On May 11, Ukraine’s prosecutor general Andriy Kostin reported that more than 200 people were tortured in Kherson between March and October 2022 in the temporary detention centre. At least three prisoners are known to have died as a result and six were forcibly taken to the occupied territories. When Kyiv regained control of Kherson region, law enforcement officers found 11 torture chambers and 13 places of imprisonment. 

Russian Soldier to be Tried in Absentia for Murdering Izyum Resident

The Kharkiv regional prosecutor's office sent an indictment to the court against Russian soldier Aleksandr Medelyaev for violation of the laws and customs of war, combined with intentional murder (Part 2 of Article 438 of the criminal code). Medelyaev, is serving with the Russian Forces’ 245th Guards motorised rifle regiment, was informed of the suspicion in absentia

In June 2022, a woman approached the headquarters of the Russian military in the then-occupied eastern town of Izyum, in the hope of using wifi to contact her relatives in the west of Ukraine. Medelyaev walked out of the building and shot the woman in the chest, killing her immediately. If convicted, he faces up to life imprisonment.

SBU Identifies Three Militants Suspected of Creating Mykolayiv Torture Chamber 

SBU investigators in the southern port region of Mykolaiv reported in absentia the suspicion of violation of laws and customs by a previous conspiracy by a group of persons to three Ukrainian citizens from the so-called Donetsk Peoples’ Republic (DPR). The accused are Sergiy Yesipov, commander of DPR’s 127th rifle regiment, Andriy Kolobov, commander of DPR’s reconnaissance detachment, and Oleksiy Teslenko, serviceman of DRP’s rifle regiment. Teslenko and Kolobov are also charged with treason as per Part 1 of Article 111 of the criminal code. 

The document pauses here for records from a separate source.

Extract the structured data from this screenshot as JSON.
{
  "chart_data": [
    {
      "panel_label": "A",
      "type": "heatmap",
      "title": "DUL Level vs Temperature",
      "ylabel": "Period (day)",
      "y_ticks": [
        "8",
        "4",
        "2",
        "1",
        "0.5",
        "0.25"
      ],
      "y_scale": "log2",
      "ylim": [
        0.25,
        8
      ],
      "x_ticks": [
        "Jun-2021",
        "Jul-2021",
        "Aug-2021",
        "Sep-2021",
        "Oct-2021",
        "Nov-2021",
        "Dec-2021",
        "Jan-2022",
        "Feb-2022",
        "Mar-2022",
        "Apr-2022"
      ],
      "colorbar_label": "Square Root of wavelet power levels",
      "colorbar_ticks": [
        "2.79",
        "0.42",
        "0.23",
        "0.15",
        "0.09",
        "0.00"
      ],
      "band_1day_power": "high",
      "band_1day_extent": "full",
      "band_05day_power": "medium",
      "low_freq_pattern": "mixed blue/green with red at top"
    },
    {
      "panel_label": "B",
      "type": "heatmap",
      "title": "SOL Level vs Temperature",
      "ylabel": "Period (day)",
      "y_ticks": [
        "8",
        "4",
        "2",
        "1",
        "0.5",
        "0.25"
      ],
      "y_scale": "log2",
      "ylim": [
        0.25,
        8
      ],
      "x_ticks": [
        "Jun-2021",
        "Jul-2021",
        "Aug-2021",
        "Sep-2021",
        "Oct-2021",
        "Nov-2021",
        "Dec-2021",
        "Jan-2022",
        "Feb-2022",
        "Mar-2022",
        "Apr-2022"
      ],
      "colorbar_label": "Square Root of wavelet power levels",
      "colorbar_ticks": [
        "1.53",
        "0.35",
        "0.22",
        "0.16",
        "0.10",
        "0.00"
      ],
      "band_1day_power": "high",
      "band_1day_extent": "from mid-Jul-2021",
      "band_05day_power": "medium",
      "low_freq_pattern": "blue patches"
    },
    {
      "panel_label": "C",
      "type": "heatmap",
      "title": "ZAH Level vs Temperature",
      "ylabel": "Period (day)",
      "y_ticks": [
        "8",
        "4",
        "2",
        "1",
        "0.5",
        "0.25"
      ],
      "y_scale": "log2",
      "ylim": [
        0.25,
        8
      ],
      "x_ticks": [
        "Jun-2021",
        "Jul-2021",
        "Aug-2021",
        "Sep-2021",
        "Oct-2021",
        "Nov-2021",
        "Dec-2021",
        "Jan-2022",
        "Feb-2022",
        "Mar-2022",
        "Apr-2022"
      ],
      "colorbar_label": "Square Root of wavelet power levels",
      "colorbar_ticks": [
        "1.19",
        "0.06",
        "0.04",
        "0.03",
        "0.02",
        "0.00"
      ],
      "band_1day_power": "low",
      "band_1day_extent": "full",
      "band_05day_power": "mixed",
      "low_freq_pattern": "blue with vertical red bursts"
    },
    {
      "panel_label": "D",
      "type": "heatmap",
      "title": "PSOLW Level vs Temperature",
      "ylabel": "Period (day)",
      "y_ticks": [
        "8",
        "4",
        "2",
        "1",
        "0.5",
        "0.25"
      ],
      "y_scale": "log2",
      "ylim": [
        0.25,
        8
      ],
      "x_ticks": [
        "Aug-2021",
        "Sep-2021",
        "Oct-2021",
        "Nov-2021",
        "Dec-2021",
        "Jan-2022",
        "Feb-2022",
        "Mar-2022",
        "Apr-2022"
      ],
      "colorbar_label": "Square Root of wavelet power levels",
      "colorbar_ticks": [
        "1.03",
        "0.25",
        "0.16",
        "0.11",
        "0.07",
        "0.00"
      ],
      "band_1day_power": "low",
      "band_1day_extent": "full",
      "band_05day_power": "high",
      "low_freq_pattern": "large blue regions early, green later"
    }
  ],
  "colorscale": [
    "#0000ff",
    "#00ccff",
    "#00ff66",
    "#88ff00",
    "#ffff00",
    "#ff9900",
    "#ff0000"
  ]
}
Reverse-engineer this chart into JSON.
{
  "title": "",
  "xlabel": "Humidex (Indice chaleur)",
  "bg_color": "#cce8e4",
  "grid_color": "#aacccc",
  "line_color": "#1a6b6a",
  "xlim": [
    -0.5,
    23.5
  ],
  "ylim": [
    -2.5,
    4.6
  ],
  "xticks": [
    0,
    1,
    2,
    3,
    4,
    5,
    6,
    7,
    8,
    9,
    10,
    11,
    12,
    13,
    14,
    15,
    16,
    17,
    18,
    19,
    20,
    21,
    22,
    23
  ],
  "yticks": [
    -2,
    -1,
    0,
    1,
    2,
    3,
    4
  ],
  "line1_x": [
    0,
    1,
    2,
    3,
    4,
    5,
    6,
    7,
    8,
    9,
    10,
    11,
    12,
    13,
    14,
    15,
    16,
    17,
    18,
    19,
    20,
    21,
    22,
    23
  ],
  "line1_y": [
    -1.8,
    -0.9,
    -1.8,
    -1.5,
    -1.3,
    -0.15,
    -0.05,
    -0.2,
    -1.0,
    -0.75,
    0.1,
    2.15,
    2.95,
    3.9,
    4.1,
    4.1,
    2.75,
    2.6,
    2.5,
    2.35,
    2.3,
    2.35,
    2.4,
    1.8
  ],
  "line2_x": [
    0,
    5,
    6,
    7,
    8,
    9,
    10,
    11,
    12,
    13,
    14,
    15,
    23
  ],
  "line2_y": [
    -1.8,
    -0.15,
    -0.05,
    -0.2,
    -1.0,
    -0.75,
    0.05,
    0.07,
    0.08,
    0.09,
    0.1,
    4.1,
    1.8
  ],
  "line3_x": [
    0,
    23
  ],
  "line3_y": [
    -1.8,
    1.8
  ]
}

Investigators found that in March 2022, so-called DPR’s 127th regiment controlled the village of Oleksandrivka, in the Mykolaiv region’s Bashtanskyy district. Yesipov was appointed as the village’s military commander. Subordinates acted on his orders and kidnapped and tortured residents. Investigators documented that the suspects detained four locals, including former soldiers of Ukraine’s armed forces, with the aim of pressuring them to give them information about the location of the Ukrainian army.

War Crimes Database Has Over 200,000 Names of Russian Soldiers

The Ukrainian National Police’s database for war crimes contains the names of over 200,000 Russian military officials, according to Andriy Nebytov, head of the main department of the National Police in Kyiv region. 

Nebytov told reporters that about 5,600 names referred to crimes committed in the region of Kyiv only and added that nearly 11,500 cases against Russian servicemen have been opened in the capital’s region, mostly related to the Article 438 of the criminal code about the violation of the laws and customs of war.